The scanner specifically tests for patterns like:

• Deserialization of user-controlled types
• Lack of schema validation before deserialization
• Unsafe custom deserializer implementations
• Deserialization of data from untrusted sources

Remediating Spring4shell-like vulnerabilities in Actix requires implementing defense-in-depth strategies that validate, sanitize, and safely handle serialized data.
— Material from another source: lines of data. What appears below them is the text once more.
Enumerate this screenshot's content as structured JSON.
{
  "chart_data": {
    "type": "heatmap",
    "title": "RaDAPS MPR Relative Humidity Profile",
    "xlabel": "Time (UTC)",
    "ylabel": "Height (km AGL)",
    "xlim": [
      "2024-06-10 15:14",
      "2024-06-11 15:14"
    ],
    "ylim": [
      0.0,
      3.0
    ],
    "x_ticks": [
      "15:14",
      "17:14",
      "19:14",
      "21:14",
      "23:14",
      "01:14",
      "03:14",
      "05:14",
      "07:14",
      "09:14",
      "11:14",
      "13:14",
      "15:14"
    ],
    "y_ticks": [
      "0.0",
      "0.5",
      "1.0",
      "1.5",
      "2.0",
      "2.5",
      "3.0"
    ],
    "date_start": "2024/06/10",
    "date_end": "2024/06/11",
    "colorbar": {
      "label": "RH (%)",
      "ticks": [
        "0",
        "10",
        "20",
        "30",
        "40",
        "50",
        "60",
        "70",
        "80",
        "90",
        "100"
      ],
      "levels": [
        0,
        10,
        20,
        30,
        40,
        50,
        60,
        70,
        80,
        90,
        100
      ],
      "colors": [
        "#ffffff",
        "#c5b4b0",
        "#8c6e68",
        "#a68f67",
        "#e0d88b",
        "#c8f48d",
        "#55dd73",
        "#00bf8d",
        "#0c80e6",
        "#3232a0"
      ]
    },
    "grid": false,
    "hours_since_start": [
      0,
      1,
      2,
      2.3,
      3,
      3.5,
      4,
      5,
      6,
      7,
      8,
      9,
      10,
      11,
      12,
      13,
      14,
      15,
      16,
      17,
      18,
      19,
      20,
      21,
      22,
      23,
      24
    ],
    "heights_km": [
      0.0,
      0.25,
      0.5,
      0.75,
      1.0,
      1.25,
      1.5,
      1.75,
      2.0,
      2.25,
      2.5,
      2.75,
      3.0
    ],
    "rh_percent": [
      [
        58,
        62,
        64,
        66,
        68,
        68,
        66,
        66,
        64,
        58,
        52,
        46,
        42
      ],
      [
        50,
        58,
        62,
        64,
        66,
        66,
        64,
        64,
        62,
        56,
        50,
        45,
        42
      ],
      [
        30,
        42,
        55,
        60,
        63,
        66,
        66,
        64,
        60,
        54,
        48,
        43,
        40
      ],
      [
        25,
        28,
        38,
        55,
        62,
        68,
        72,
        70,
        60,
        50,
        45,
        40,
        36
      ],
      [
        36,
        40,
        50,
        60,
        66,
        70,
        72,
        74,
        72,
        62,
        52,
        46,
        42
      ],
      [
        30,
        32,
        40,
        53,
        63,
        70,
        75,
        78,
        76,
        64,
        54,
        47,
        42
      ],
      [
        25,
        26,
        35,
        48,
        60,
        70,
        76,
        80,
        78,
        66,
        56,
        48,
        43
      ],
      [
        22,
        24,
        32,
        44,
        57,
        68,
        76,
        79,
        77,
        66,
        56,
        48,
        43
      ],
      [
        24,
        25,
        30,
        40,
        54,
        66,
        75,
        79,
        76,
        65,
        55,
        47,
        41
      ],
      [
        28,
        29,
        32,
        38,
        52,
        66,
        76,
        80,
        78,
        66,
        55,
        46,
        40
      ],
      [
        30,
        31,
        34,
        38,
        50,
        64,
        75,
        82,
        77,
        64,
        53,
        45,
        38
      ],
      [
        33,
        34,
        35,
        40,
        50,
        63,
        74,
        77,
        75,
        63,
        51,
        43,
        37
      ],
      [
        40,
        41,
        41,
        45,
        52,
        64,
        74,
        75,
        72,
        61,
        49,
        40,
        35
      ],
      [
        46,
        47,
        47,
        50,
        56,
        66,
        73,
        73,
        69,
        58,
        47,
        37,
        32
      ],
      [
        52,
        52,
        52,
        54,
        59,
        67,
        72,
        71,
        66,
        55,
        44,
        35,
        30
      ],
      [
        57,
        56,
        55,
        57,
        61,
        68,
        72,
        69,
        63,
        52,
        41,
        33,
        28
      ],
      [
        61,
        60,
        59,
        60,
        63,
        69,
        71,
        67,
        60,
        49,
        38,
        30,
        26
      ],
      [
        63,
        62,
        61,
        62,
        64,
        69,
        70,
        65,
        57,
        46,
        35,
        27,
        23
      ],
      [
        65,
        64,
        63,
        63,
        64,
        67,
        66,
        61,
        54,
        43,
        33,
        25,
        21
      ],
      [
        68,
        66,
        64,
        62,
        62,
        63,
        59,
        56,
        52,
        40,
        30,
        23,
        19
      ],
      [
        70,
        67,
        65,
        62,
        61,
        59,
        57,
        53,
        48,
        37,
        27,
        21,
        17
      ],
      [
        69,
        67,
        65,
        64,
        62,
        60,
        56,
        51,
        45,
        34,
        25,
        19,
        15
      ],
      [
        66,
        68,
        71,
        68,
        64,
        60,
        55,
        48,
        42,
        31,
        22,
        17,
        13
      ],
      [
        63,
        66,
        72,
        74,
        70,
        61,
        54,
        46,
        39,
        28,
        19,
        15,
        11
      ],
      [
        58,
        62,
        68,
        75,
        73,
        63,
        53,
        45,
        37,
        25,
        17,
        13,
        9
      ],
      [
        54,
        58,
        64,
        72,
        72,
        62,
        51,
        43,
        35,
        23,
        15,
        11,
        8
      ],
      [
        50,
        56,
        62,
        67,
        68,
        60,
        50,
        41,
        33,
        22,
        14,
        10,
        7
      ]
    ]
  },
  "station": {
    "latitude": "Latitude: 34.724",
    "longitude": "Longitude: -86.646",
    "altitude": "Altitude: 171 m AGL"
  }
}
The key is to never deserialize untrusted data without proper validation.

1. Safe Deserialization Pattern

use serde::{Deserialize, Serialize};
use actix_web::{web, HttpResponse, Responder};

#[derive(Deserialize, Serialize)]
struct SafeRequest {
    // Only allow specific, safe fields
    id: i32,
    data: String,
}

#[post("/safe-deserialize")]
async fn safe_deserialize_endpoint(
    payload: web::Json<SafeRequest>,
) -> impl Responder {
    // Validate input before processing
    if payload.id < 0 || payload.data.len() > 1000 {
        return HttpResponse::BadRequest().body("Invalid input");
    }
    
    // Safe to process validated data
    let result = process_safe_data(payload.into_inner());
    
    HttpResponse::Ok().json(result)
}

fn process_safe_data(data: SafeRequest) -> SafeResponse {
    // Safe processing logic
    SafeResponse {
        processed: format!("Processed: {}", data.data),
    }
}

#[derive(Serialize)]
struct SafeResponse {
    processed: String,
}

2. Type Validation Before Deserialization

use serde_json::Value;
use actix_web::{web, HttpResponse, Responder};

#[post("/validated-deserialize")]
async fn validated_deserialize_endpoint(
    payload: web::Json<Value>,
) -> impl Responder {
    let data = payload.0;
    
    // Validate JSON structure before deserialization
    if !data.is_object() || !data.get("id").is_some() {
        return HttpResponse::BadRequest().body("Invalid structure");
    }
    
    // Safe to deserialize after validation
    match data.get("id").and_then(Value::as_i64) {
        Some(id) if id >= 0 => {
            let safe_data: SafeRequest = serde_json::from_value(data)?;
            HttpResponse::Ok().json(safe_data)
        }
        _ => HttpResponse::BadRequest().body("Invalid ID"),
    }
}

3. Using Actix's Built-in Validation

use actix_web::{web, HttpResponse, Responder};
use serde::Deserialize;

#[derive(Deserialize)]
struct ValidatedRequest {
    #[serde(deserialize_with = "validate_id")]
    id: i32,
    data: String,
}

fn validate_id<'de, D>(deserializer: D) -> Result<i32, D::Error>
where
    D: serde::Deserializer<'de>,
{
    let id = i32::deserialize(deserializer)?;
    if id < 0 {
        return Err(serde::de::Error::custom("ID must be non-negative"));
    }
    Ok(id)
}

#[post("/validated-endpoint")]
async fn validated_endpoint(
    payload: web::Json<ValidatedRequest>,
) -> impl Responder {
    let safe_data = payload.into_inner();
    
    // Safe to process validated data
    let result = process_validated_data(safe_data);
    
    HttpResponse::Ok().json(result)
}

4. Continuous Monitoring with middleBrick

Integrate middleBrick into your Actix development workflow to continuously scan for deserialization vulnerabilities:

// GitHub Action for Actix security scanning
name: Security Scan

on: [push, pull_request]

jobs:
  security:
    runs-on: ubuntu-latest
    steps:
    - uses: actions/checkout@v2
    - name: Run middleBrick Scan
      run: |
        npm install -g middlebrick
        middlebrick scan https://staging-api.example.com --fail-on-high-risk
    - name: Fail on High Risk
      if: failure()
      run: exit 1

This approach ensures that any deserialization vulnerabilities are caught early in the development process, preventing Spring4shell-like exploits in production Actix applications.